- The Fed would be making a mistake in delivering an emergency rate-cut, Mohamed El-Erian said.
- That policy move could easily "backfire," the top economist wrote in an op-ed for Bloomberg.
- Traders see a higher chance the Fed could trim rates over the next week in response to weakening data.
The Federal Reserve would be making a mistake if it delivered an emergency rate cut.
That's according to Mohamed El-Erian, a top economist who urged the central bank not to let itself get pushed around by investors who are clamoring for lower interest rates.
In a Bloomberg op-ed on Tuesday, El-Erian pointed to increasing pressure for Fed officials to dial back rates after weak economic data triggered a steep sell-off in stocks. That's because investors are growing more worried about a potential recession after unemployment spiked and hiring came in unexpectedly soft in July, with bets now ramping up for steeper- or sooner-than-expected cuts from the central bank.

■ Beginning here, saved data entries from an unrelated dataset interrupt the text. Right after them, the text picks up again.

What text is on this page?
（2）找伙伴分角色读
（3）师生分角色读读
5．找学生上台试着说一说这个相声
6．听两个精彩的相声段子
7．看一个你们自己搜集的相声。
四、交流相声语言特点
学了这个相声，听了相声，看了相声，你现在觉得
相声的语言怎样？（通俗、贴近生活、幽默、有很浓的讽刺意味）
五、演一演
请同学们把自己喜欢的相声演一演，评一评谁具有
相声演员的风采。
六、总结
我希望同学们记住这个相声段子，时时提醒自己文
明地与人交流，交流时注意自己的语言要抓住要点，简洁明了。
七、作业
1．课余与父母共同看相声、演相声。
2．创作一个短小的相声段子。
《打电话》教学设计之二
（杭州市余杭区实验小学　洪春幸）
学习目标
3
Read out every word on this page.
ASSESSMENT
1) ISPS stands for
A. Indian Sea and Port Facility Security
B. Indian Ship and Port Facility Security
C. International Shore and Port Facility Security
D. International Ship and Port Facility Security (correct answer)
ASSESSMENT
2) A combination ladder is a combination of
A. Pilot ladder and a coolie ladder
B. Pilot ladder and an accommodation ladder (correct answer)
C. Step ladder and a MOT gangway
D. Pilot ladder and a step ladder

Amid Monday's sell-off Bloomberg reported that markets see a 60% chance the Fed could issue a cut ahead of its scheduled policy meeting. That would represent a rare move by the central bank, which has typically only cut rates outside of its policy meetings in times of extreme volatility arising from black swan events like the pandemic and the September 11 attacks.
Giving in to the market's demands to ease monetary policy would constitute another mistake for the Fed, El-Erian said.
"Given what we know today about the economy, every circuit breaker listed above that requires Fed intervention would constitute a policy overreaction that could well backfire in the longer run," El-Erian wrote.
"Rather than allow itself to be bullied by markets, as occurred in the fourth quarter of 2018, the Fed should stand on the sidelines and let the market overreaction (and that's what I believe we're seeing in government bond yields) play out," he said, adding that he believed the Fed should kick off its easing cycle by issuing a single 25 basis-point rate cut.
Other market commentators have noted that investors' reaction to weak economic data seems extreme. The recent jobs report could have been impacted by summer weather, which could mean the economy isn't as weak as it seems, some forecasters note.
"It would represent a huge moral hazard and a bad precedent if the Fed allowed two days of stock price declines in high-flying and highly valued issues to dictate monetary policy," Ben Kirby, the co-head of investments at Thornburg Investment Management, wrote in a note on Tuesday.
"If the selloff continues, and the risk of a de-grossing in some parts of the market appears to be creating a contagion risk that will feed back into the economy, then the Fed may be forced to act. But we think that thesis is far from certain at this time."
El-Erian, a prominent critic of the Fed, has repeatedly warned markets of the dangers of dialing back interest rates too early, as that could fuel a resurgence of inflation. Still, he was among those calling for the Fed to cut rates ahead of its July meeting, pointing to the rising risk of recession as economic activity continues to weaken.